So let's plan on being there, because this event is actually going to be more important than any single organizational camp.  The people coming to this event will represent a good cross-section of Modern Arnis styles. 

Jerome Barber, Ed.D.


----------



## Matt Stone (Jan 11, 2003)

Where's it going to be?


----------



## DoctorB (Jan 12, 2003)

> _Originally posted by Yiliquan1 _
> *Where's it going to be? *




Erie Community College - City Campus Field House
Buffalo, NY
July 11, 12, & 13

Jerome Barber, Ed.D.


----------



## norshadow1 (Jan 15, 2003)

> _Originally posted by DoctorB _
> *Thanks for your support, Dan.  We have a number of non-Modern Arnis players who have written with questions about the Symposium.  The common question has been regarding whether or not the Symposium is an "open" event.  Please let everyone know that the 2003 Modern Arnis International Symposium is open to all.  I believe in cross training and the concept of "the art within your art".
> 
> If just these people are the final group of presenters:
> ...



Hello Doc, 

I just found this board and I like what I've seen so far.  I will be at your symposium, no doubt about it.  For those of you have not gone to a program presented by Doc Barber, allow me to tell you something: the program will be well run, on time and it willbe fun to attend.  I did not go to the GOE2, due to some previous committments, but I was at GOE1 and that was a solid event.
All of the pre-event fears and negative predictions were totally unfounded.  Nothing negative happened and all of the people who went enjoyed the very warm supportive cooperation that existed at the GOE1.  I can not believe that anything less will happen at the symposium.  The people who go to the sysmposium will have a good time.  The people who stay at home for whatever reason will just have to understand that they will be missing a great event.  BTW, I have been to seminars and camps with 5 of the people mentioned above in Doc Barber's post: Dan Andeson, Tom Bolden, David Ng, Rocky Paswik and Peter Vargas.  Everyone of them ranged from very good to excellent!  I can't believe that the others listed above would not be of similar quality.  The symposium is an chance for people to come out and support the art of modern arnis and help move the art forward.  So I will be there!

Lamont


----------



## Dan Anderson (Jan 17, 2003)

> _Originally posted by norshadow1 _
> *The symposium is an chance for people to come out and support the art of modern arnis and help move the art forward.  So I will be there!
> 
> Lamont *



Lamont,
Spread the word.  It WILL be a hot event and EVERYBODY is going to come out smiling.

Yours,
Dan Anderson


----------



## DoctorB (Jan 20, 2003)

> _Originally posted by Dan Anderson _
> *Lamont,
> Spread the word.  It WILL be a hot event and EVERYBODY is going to come out smiling.
> 
> ...



Dear Lamont and Dan,

Thanks you both for the votes of confidence.  I have a tentative new addition to the instructor list which I hope to have confirmed by the end of this week.  Things are begining to move forward.

Jerome Barber, Ed.D.


----------



## DoctorB (Jan 25, 2003)

I would like to report that I have been in contact with Sifu/Master J. Richard Roy, and he has agreed to be a presenter at the 2003 Modern Arnis International Symposium.  Master Roy, has hosted one of, if not the longest running Modern Arnis Summer Camp series that featured the late GM, Remy Presas.  His camps ran from approximently 1984 - 2000.  Master Roy, is a 5th degree blackbelt in Modern Arnis, he is on the board of the IMAF, Inc. 
and holds the title of sifu in the Chinese art of Tai Chi.

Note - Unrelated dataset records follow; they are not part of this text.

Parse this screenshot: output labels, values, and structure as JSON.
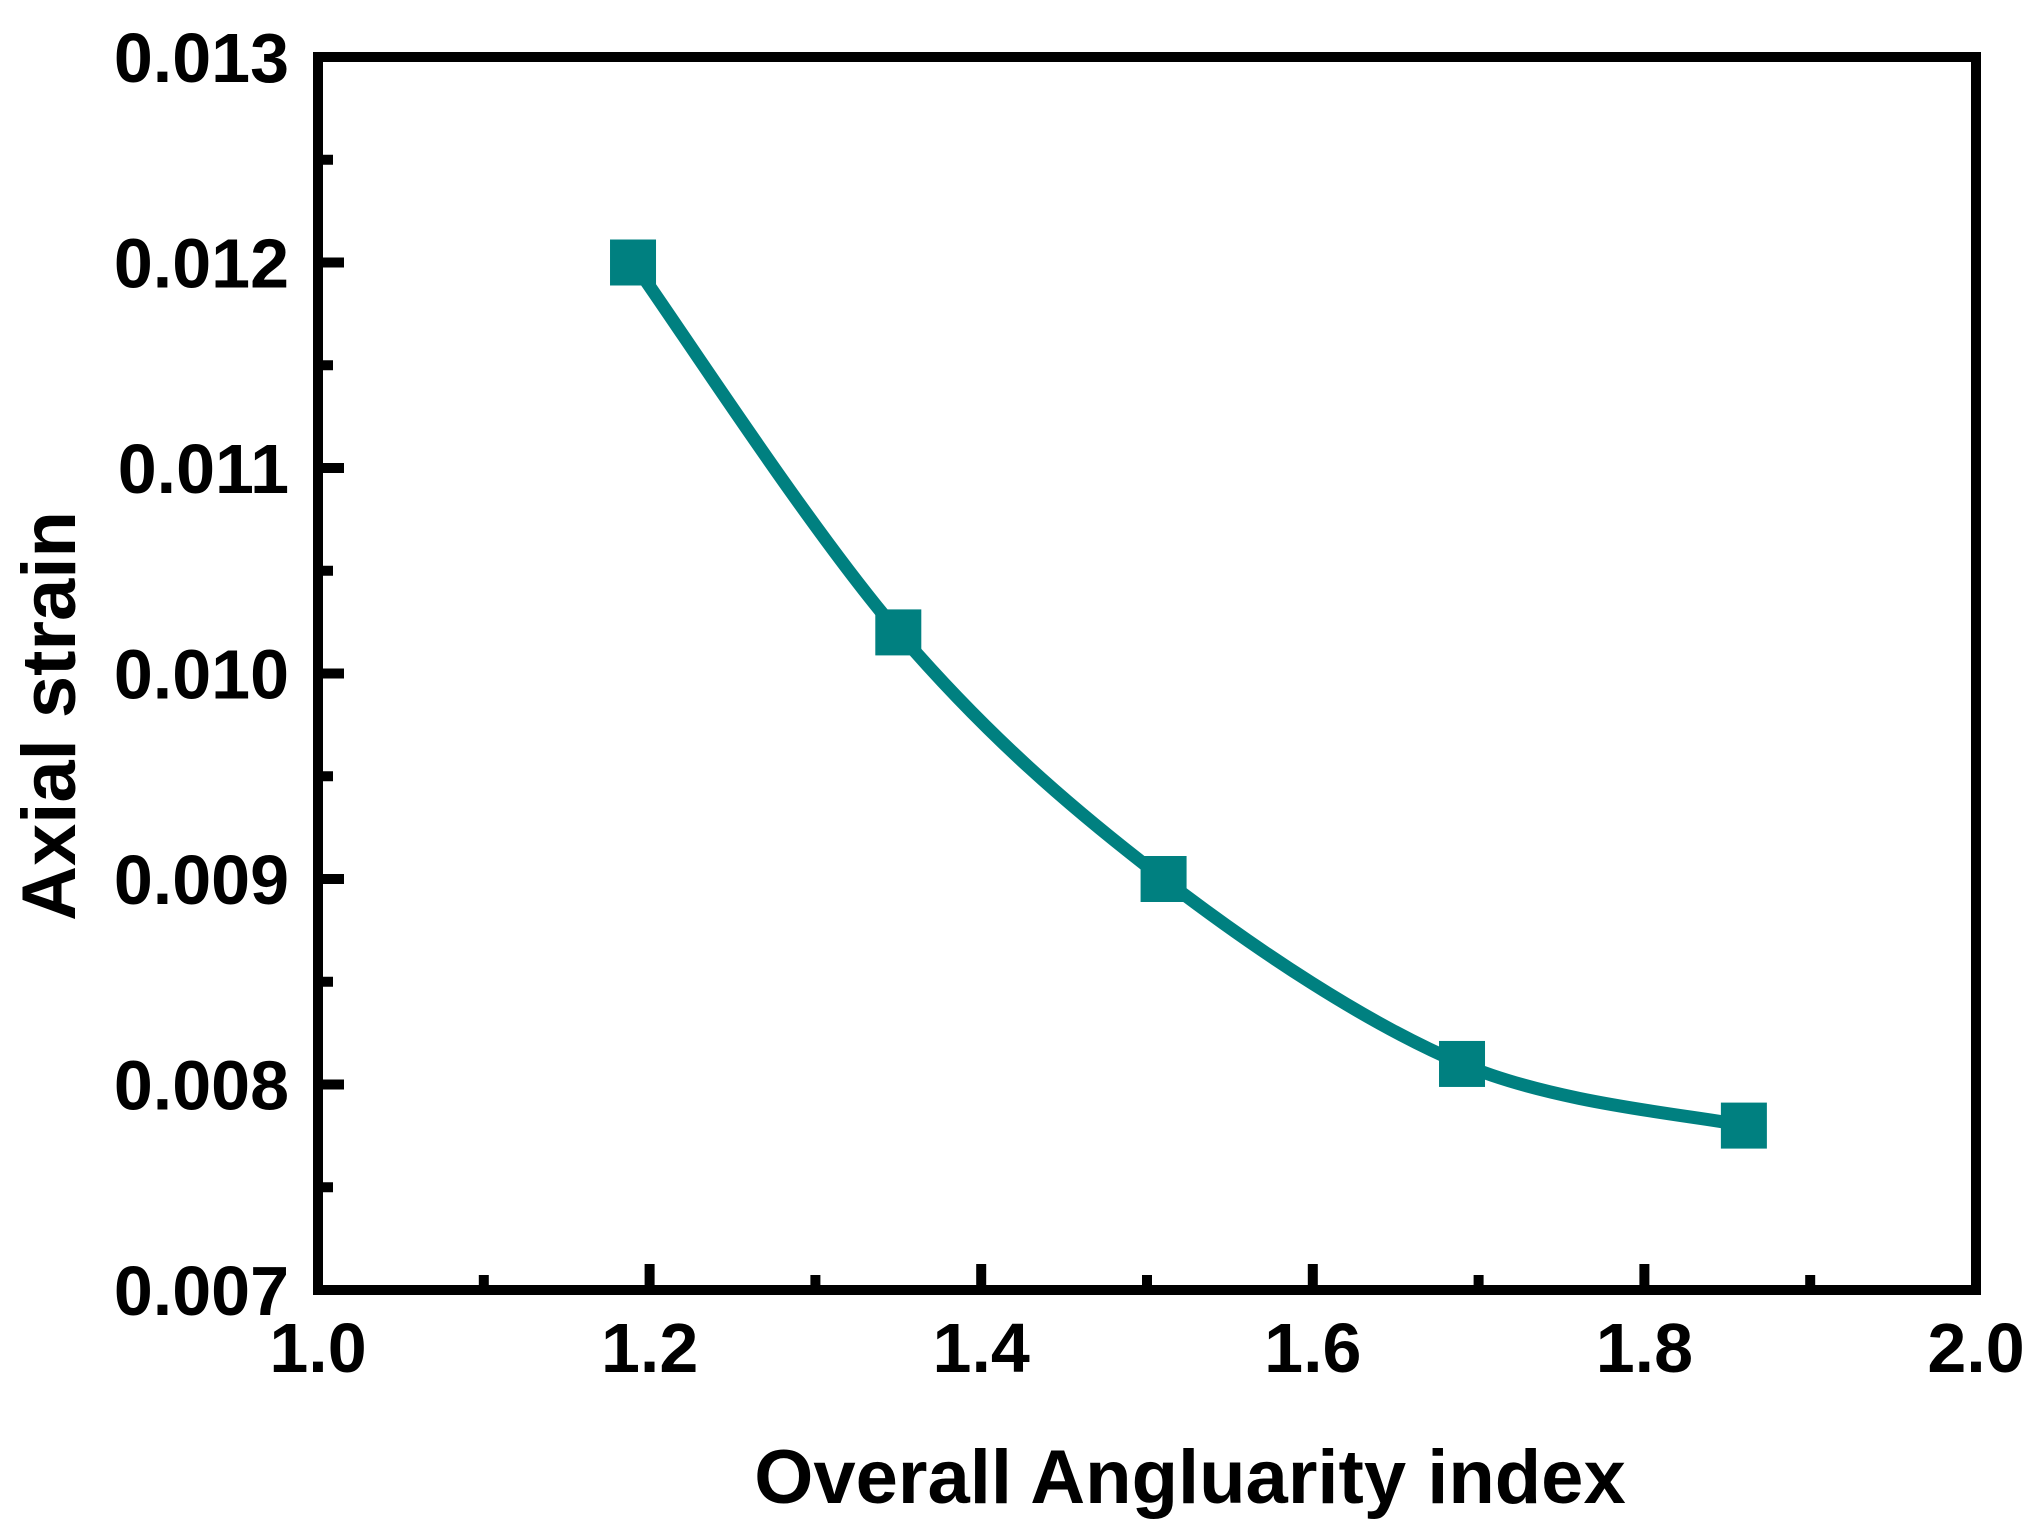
{
  "chart_data": {
    "type": "line",
    "title": "",
    "xlabel": "Overall Angluarity index",
    "ylabel": "Axial strain",
    "series": [
      {
        "name": "Axial strain vs Overall Angluarity index",
        "color": "#008080",
        "marker": "square",
        "x": [
          1.19,
          1.35,
          1.51,
          1.69,
          1.86
        ],
        "y": [
          0.012,
          0.0102,
          0.009,
          0.0081,
          0.0078
        ]
      }
    ],
    "xlim": [
      1.0,
      2.0
    ],
    "ylim": [
      0.007,
      0.013
    ],
    "x_tick_values": [
      1.0,
      1.2,
      1.4,
      1.6,
      1.8,
      2.0
    ],
    "x_tick_labels": [
      "1.0",
      "1.2",
      "1.4",
      "1.6",
      "1.8",
      "2.0"
    ],
    "x_minor_tick_values": [
      1.1,
      1.3,
      1.5,
      1.7,
      1.9
    ],
    "y_tick_values": [
      0.007,
      0.008,
      0.009,
      0.01,
      0.011,
      0.012,
      0.013
    ],
    "y_tick_labels": [
      "0.007",
      "0.008",
      "0.009",
      "0.010",
      "0.011",
      "0.012",
      "0.013"
    ],
    "y_minor_tick_values": [
      0.0075,
      0.0085,
      0.0095,
      0.0105,
      0.0115,
      0.0125
    ],
    "grid": false,
    "legend": "none",
    "axis_color": "#000000",
    "text_color": "#000000",
    "line_color": "#008080"
  }
}
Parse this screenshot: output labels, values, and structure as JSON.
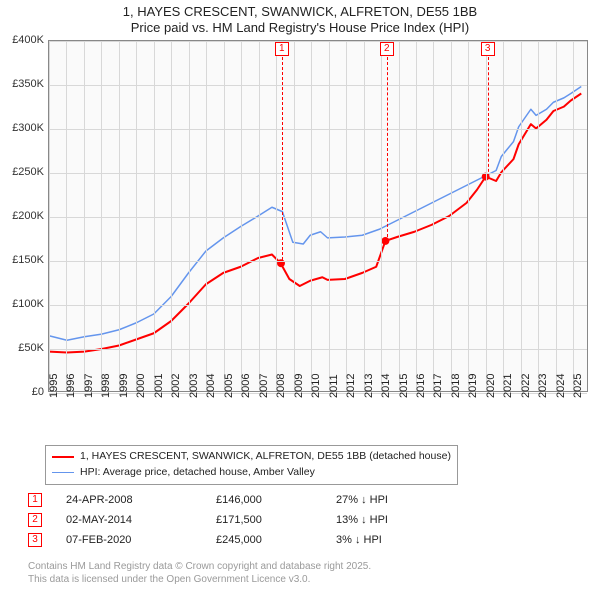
{
  "title": {
    "line1": "1, HAYES CRESCENT, SWANWICK, ALFRETON, DE55 1BB",
    "line2": "Price paid vs. HM Land Registry's House Price Index (HPI)",
    "fontsize": 13
  },
  "chart": {
    "type": "line",
    "background_color": "#fafafa",
    "grid_color": "#d8d8d8",
    "border_color": "#888888",
    "x": {
      "min": 1995,
      "max": 2025.9,
      "ticks": [
        1995,
        1996,
        1997,
        1998,
        1999,
        2000,
        2001,
        2002,
        2003,
        2004,
        2005,
        2006,
        2007,
        2008,
        2009,
        2010,
        2011,
        2012,
        2013,
        2014,
        2015,
        2016,
        2017,
        2018,
        2019,
        2020,
        2021,
        2022,
        2023,
        2024,
        2025
      ]
    },
    "y": {
      "min": 0,
      "max": 400000,
      "ticks": [
        0,
        50000,
        100000,
        150000,
        200000,
        250000,
        300000,
        350000,
        400000
      ],
      "labels": [
        "£0",
        "£50K",
        "£100K",
        "£150K",
        "£200K",
        "£250K",
        "£300K",
        "£350K",
        "£400K"
      ]
    },
    "series": [
      {
        "name": "1, HAYES CRESCENT, SWANWICK, ALFRETON, DE55 1BB (detached house)",
        "color": "#ff0000",
        "width": 2,
        "points": [
          [
            1995,
            45000
          ],
          [
            1996,
            44000
          ],
          [
            1997,
            45000
          ],
          [
            1998,
            48000
          ],
          [
            1999,
            52000
          ],
          [
            2000,
            59000
          ],
          [
            2001,
            66000
          ],
          [
            2002,
            80000
          ],
          [
            2003,
            100000
          ],
          [
            2004,
            122000
          ],
          [
            2005,
            135000
          ],
          [
            2006,
            142000
          ],
          [
            2007,
            152000
          ],
          [
            2007.8,
            156000
          ],
          [
            2008.3,
            146000
          ],
          [
            2008.8,
            128000
          ],
          [
            2009.4,
            120000
          ],
          [
            2010,
            126000
          ],
          [
            2010.7,
            130000
          ],
          [
            2011,
            127000
          ],
          [
            2012,
            128000
          ],
          [
            2013,
            135000
          ],
          [
            2013.8,
            142000
          ],
          [
            2014.33,
            171500
          ],
          [
            2015,
            176000
          ],
          [
            2016,
            182000
          ],
          [
            2017,
            190000
          ],
          [
            2018,
            200000
          ],
          [
            2019,
            215000
          ],
          [
            2019.6,
            230000
          ],
          [
            2020.1,
            245000
          ],
          [
            2020.7,
            240000
          ],
          [
            2021,
            250000
          ],
          [
            2021.7,
            265000
          ],
          [
            2022,
            282000
          ],
          [
            2022.7,
            305000
          ],
          [
            2023,
            300000
          ],
          [
            2023.6,
            310000
          ],
          [
            2024,
            320000
          ],
          [
            2024.6,
            325000
          ],
          [
            2025,
            332000
          ],
          [
            2025.6,
            340000
          ]
        ]
      },
      {
        "name": "HPI: Average price, detached house, Amber Valley",
        "color": "#6495ed",
        "width": 1.5,
        "points": [
          [
            1995,
            63000
          ],
          [
            1996,
            58000
          ],
          [
            1997,
            62000
          ],
          [
            1998,
            65000
          ],
          [
            1999,
            70000
          ],
          [
            2000,
            78000
          ],
          [
            2001,
            88000
          ],
          [
            2002,
            108000
          ],
          [
            2003,
            135000
          ],
          [
            2004,
            160000
          ],
          [
            2005,
            175000
          ],
          [
            2006,
            188000
          ],
          [
            2007,
            200000
          ],
          [
            2007.8,
            210000
          ],
          [
            2008.4,
            205000
          ],
          [
            2009,
            170000
          ],
          [
            2009.6,
            168000
          ],
          [
            2010,
            178000
          ],
          [
            2010.6,
            182000
          ],
          [
            2011,
            175000
          ],
          [
            2012,
            176000
          ],
          [
            2013,
            178000
          ],
          [
            2014,
            185000
          ],
          [
            2015,
            195000
          ],
          [
            2016,
            205000
          ],
          [
            2017,
            215000
          ],
          [
            2018,
            225000
          ],
          [
            2019,
            235000
          ],
          [
            2020,
            245000
          ],
          [
            2020.7,
            252000
          ],
          [
            2021,
            268000
          ],
          [
            2021.7,
            285000
          ],
          [
            2022,
            302000
          ],
          [
            2022.7,
            322000
          ],
          [
            2023,
            315000
          ],
          [
            2023.6,
            322000
          ],
          [
            2024,
            330000
          ],
          [
            2024.6,
            335000
          ],
          [
            2025,
            340000
          ],
          [
            2025.6,
            348000
          ]
        ]
      }
    ],
    "sale_dots": {
      "color": "#ff0000",
      "radius": 4,
      "points": [
        [
          2008.32,
          146000
        ],
        [
          2014.33,
          171500
        ],
        [
          2020.1,
          245000
        ]
      ]
    },
    "markers": [
      {
        "n": "1",
        "x": 2008.32
      },
      {
        "n": "2",
        "x": 2014.33
      },
      {
        "n": "3",
        "x": 2020.1
      }
    ]
  },
  "legend": {
    "items": [
      {
        "color": "#ff0000",
        "width": 2,
        "label": "1, HAYES CRESCENT, SWANWICK, ALFRETON, DE55 1BB (detached house)"
      },
      {
        "color": "#6495ed",
        "width": 1.5,
        "label": "HPI: Average price, detached house, Amber Valley"
      }
    ]
  },
  "events": [
    {
      "n": "1",
      "date": "24-APR-2008",
      "price": "£146,000",
      "diff": "27% ↓ HPI"
    },
    {
      "n": "2",
      "date": "02-MAY-2014",
      "price": "£171,500",
      "diff": "13% ↓ HPI"
    },
    {
      "n": "3",
      "date": "07-FEB-2020",
      "price": "£245,000",
      "diff": "3% ↓ HPI"
    }
  ],
  "footer": {
    "line1": "Contains HM Land Registry data © Crown copyright and database right 2025.",
    "line2": "This data is licensed under the Open Government Licence v3.0."
  }
}
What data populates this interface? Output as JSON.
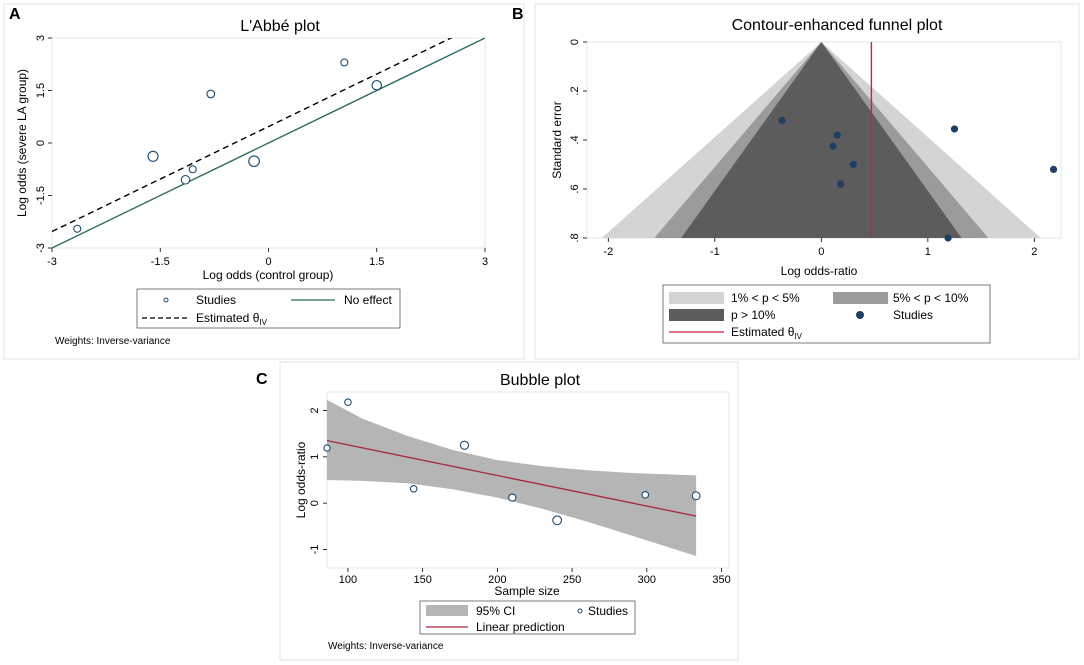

The final list of Symposium instructors in addition to Master J. Richard Roy, is as follows:

Dan Anderson - Modern Arnis 80
Tom Bolden - American Modern Arnis Associates
Bruce Chiu - Modern Arnis - Remy Presas Style
Bram Frank - Common Sense Self Defense/ Street Combat 
Tim Hartman - World Modern Arnis Allience
Dieter Knuttel - Modern Arnis - Germany - Remy Presas Style
Dan McConnell - IMAF, Inc.
Dawud Muhammad - IMAF
David Ng - IMAF, Inc.
Rocky Paswik - Modern Arnis - Cuentada
Peter Vargas - American Modern Arnis Associates

The above mentioned instructors provides us with a full spectrum of people that is representative of who has studied the art of Modern Arnis.  Early next week I will provide the forum membership with a revised Symposium fee schedule and dates for deposits.

Jerome Barber, Ed.D.


----------